Ten Commandments from an Editor

I’m not big on urging or teaching how to get published but I have some advice for you.  I’m prompted by my experience editing (which means producing, beginning-to-end) the Long River Run members-only journal of the Connecticut Poetry Society.  Our guidelines are a little lax so some submissions are going to be awkward if not downright strange; yet I come to some rules you ought to follow.

 

1.  Follow the guidelines.  If it says “forty line limit” don’t send forty-five lines and ask me to shorten it for you.

2.  If the limit is one poem don’t send three and ask me to pick one.

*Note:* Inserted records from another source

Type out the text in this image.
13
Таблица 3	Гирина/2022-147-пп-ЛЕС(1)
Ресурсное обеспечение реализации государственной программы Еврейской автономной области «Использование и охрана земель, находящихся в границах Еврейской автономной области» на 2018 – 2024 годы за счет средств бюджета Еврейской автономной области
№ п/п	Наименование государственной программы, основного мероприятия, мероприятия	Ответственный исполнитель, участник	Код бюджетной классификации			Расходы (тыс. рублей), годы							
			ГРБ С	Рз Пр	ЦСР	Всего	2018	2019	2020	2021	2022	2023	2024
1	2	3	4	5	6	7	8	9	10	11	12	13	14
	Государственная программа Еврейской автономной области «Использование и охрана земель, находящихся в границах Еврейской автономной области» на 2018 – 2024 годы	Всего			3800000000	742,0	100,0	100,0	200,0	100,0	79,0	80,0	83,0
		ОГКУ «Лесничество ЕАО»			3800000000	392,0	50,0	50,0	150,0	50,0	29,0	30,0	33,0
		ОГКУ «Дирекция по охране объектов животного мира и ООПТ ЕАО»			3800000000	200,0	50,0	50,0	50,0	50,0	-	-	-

3.  Don’t send me a second email with a only the few changes you want me to make in the first one.

4.  Don’t use a cute, rare, illegible font.  Times Roman 12pt is fine.

5.  Although I respect your need to protect your brilliant work, don’t send me something I cannot edit.  I am an editor and if I have to cut and paste an image from a pdf and then have to sweat over it to make it look like the other pages sin the book I might leave it out.

6.  Send electronic copy as an attachment if possible.  Email programs do strange things to your work.

7.  If you cannot send an electronic copy, send a typed copy.

8.  If you send a handwritten copy, make it legible!  I am not a seer.

9.  Include all your contact information so that when you violate these commandments I can give you a chance to redeem yourself.

10.  Don’t email me after the deadline asking if it’s too late to send something—it is but it’s better to send me a poem I can ignore than to piss me off with a message that wants an answer before sending me a poem I will ignore.

 

I’m sure there will be more commandments—I’m no Moses. But these are those I was given last night as I assembled the first draft.

So long for now.

Friday, October 2, 2009

Back to the Future

 

It’s good to read old stuffRight now I’m reading from “The Limits of Poetry” by Allen Tate; his essay on Emily Dickinson currently having my attention and thrill.  Not only does he have wonderful insight in to poetry and to Dickinson but he gets the divine madness part of the writers.  So, read him.

Having said that let me urge you to return to reading criticism by the great ones—Cleanth Brooks comes to mind; contemporarily, look to Helen Vendler.  And how about Winifred Nowottny?  (Her The Language Poets Use is staggering.)  These critics can tell you more about poetry than most universities and certainly more than MFA programs.  To write, you must read and read lots and read lots of stuff that isn’t poems.

I read these guys in order to write better, to better understand what poetry is.  I think I learned more about Robert Frost’s ambiguities by reading Tate’s essay on Dickinson than in all the classrooms, seminars and workshops I’ve attended combined.

By going back and reading older critics, our poetry can better move into the future.  Also, by reading Tate’s essay on Dickinson you can learn how it is that the past makes possible the future or at least the present moment.  These are things of great import to us individually whether we are writing about Truth and Beauty or about the dead doe in the road or about the trip to the toilet in the quiet of the early morning hours at camp.